Mrs. Betty Gilbert Roberts

 United States

  • Date Of Birth: August 27, 1931
  • Date Of Death: November 10, 2020
  • State: Florida

Betty Gilbert Roberts, artist, teacher, friend, and beloved mother, died on November 10th aged 89. She was born in Washington County, Florida in 1931, the only child of Selma Henrietta Georg Gilbert and Arthur Bradford Gilbert, a descendant of William Bradford, Governor of Plymouth Colony. The Gilberts had farmed at Orange Hill since the 1830s. She spent her childhood in Chipley, riding her pony out to Gilbert’s Mill on Hard Labor Creek, listening to stories told by her Big Mama, and befriending every animal from barn kittens to the polled Herefords her father raised. In 1949, she entered Florida State University and had so much fun during her freshman year her father told her that if her grades didn’t improve, she’d soon be back on the farm. She made the Dean’s List ever after.

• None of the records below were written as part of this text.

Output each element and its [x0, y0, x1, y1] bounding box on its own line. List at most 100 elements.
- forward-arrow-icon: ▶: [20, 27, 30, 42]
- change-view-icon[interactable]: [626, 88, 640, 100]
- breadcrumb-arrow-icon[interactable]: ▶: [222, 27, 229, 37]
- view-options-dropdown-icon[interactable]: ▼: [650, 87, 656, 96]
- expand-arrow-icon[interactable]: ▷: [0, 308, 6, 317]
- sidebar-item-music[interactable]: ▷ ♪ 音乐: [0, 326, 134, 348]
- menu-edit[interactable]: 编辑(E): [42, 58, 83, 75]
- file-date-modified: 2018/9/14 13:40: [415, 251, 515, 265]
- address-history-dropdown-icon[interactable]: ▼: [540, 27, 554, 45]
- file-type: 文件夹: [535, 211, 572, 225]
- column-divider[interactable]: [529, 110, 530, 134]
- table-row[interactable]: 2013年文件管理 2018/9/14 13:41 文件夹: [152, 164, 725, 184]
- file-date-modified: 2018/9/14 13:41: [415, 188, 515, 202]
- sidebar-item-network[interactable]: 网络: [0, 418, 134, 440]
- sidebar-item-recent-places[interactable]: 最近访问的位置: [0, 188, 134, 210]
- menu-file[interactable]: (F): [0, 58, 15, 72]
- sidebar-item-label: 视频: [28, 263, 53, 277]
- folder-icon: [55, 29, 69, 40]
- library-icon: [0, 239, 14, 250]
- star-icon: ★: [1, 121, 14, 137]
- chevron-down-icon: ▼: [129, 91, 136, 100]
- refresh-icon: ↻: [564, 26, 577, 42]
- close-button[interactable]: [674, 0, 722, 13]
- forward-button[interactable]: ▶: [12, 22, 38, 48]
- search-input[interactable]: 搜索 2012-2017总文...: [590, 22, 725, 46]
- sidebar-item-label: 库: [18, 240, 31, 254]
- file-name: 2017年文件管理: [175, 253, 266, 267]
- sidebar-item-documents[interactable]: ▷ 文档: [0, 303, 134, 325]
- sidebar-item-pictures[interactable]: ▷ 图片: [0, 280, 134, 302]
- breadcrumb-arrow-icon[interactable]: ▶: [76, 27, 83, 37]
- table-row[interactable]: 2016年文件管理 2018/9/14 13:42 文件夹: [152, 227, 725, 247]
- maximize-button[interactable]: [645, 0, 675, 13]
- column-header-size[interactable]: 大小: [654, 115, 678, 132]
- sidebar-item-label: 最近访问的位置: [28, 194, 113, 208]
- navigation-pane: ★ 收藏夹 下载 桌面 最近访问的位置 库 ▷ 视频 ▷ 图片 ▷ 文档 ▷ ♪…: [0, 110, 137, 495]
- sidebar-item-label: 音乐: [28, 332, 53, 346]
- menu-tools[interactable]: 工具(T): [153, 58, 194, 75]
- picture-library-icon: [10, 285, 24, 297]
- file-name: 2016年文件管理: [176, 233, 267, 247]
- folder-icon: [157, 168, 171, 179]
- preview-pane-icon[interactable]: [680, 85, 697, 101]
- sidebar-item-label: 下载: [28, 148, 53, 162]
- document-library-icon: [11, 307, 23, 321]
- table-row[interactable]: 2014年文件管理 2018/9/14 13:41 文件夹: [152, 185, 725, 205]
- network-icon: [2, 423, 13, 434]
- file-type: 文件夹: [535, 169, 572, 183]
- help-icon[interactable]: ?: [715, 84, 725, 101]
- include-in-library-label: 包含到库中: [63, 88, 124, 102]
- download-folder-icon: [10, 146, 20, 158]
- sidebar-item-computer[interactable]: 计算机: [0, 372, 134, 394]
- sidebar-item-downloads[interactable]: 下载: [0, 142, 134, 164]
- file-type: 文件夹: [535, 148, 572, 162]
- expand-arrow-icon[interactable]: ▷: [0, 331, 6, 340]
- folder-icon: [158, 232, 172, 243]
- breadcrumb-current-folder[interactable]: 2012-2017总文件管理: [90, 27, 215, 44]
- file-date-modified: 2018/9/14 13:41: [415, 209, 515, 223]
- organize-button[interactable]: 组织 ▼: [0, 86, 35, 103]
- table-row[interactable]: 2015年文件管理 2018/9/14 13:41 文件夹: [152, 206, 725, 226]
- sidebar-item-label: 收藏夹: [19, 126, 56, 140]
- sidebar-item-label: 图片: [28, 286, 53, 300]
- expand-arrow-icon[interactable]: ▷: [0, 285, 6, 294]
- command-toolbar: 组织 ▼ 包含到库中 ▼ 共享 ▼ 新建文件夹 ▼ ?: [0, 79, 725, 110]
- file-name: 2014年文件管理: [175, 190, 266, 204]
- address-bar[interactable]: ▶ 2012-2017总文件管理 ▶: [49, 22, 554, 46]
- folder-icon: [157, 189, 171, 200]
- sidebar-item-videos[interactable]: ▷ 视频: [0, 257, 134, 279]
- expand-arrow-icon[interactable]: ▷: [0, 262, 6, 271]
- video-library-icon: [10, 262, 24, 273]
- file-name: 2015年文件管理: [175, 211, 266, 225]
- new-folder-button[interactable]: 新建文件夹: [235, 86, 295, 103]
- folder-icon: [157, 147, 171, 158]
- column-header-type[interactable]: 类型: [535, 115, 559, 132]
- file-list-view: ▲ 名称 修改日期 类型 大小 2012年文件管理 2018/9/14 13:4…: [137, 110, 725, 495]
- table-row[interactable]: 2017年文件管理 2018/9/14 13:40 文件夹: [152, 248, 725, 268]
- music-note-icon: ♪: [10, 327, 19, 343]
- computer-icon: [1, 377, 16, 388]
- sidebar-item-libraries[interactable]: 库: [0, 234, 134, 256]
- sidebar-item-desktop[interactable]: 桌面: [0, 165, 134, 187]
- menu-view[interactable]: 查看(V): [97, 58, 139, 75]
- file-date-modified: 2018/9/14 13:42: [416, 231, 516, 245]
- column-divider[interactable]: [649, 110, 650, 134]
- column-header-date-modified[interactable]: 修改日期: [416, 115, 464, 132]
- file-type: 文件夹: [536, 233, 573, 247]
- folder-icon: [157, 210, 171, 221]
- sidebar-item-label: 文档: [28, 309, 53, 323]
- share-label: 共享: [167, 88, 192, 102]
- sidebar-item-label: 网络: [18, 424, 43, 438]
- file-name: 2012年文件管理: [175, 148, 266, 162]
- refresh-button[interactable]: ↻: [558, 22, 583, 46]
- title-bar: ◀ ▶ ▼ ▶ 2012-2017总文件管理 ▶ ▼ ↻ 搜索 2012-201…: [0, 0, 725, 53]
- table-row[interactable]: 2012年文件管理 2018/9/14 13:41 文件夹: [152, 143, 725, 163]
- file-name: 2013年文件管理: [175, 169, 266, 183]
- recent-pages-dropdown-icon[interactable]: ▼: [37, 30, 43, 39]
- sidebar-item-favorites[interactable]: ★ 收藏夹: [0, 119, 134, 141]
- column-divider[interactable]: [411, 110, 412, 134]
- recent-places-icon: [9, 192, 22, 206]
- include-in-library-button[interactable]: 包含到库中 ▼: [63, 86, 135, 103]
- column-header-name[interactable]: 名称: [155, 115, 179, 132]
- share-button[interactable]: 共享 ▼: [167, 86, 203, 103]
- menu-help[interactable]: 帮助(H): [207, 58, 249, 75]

After college, she worked for the Tallahassee Recreation Department and in 1954 married a young civil engineer named Milton Roberts. Milton died in 1967, leaving her to raise two small children on her own, which she did, in a loving home full of books, objets’d’art, cats, and dogs. She was an early member of LeMoyne, a founder of the Society of Arts and Crafts, and instigator of the Arts and Crafts Program at Lafayette Park. She had studied with renowned potters, FSU’s William Watson and Amos White at FAMU, eventually opening her own studio, Penrhyn Ceramics. She collected folk and studio pottery and enjoyed visiting the San Ildefonso Pueblo, home of the artist Maria Martinez, and the Cornwall studio of Britain’s Bernard Leach.

She loved traveling, especially to Ireland, Britain, New Mexico, and New York: her favorite city. Betty Roberts was a Southern lady feminist, a proper Presbyterian who loved politics, and a strong Democrat. She was never idle, always working with clay or crocheting or making jelly or baking her famous pound cake. An athlete herself, she loved FSU football so much she sat through every home game of the 1973 0-11 season.

She is survived by her cousins, nieces and nephews, friends and cats, as well as son Bradford Roberts and daughter Diane Roberts, both of Tallahassee, who thank Big Bend Hospice for their help. Brad and Diane are especially grateful to Christina Robertson RN for her generosity and friendship.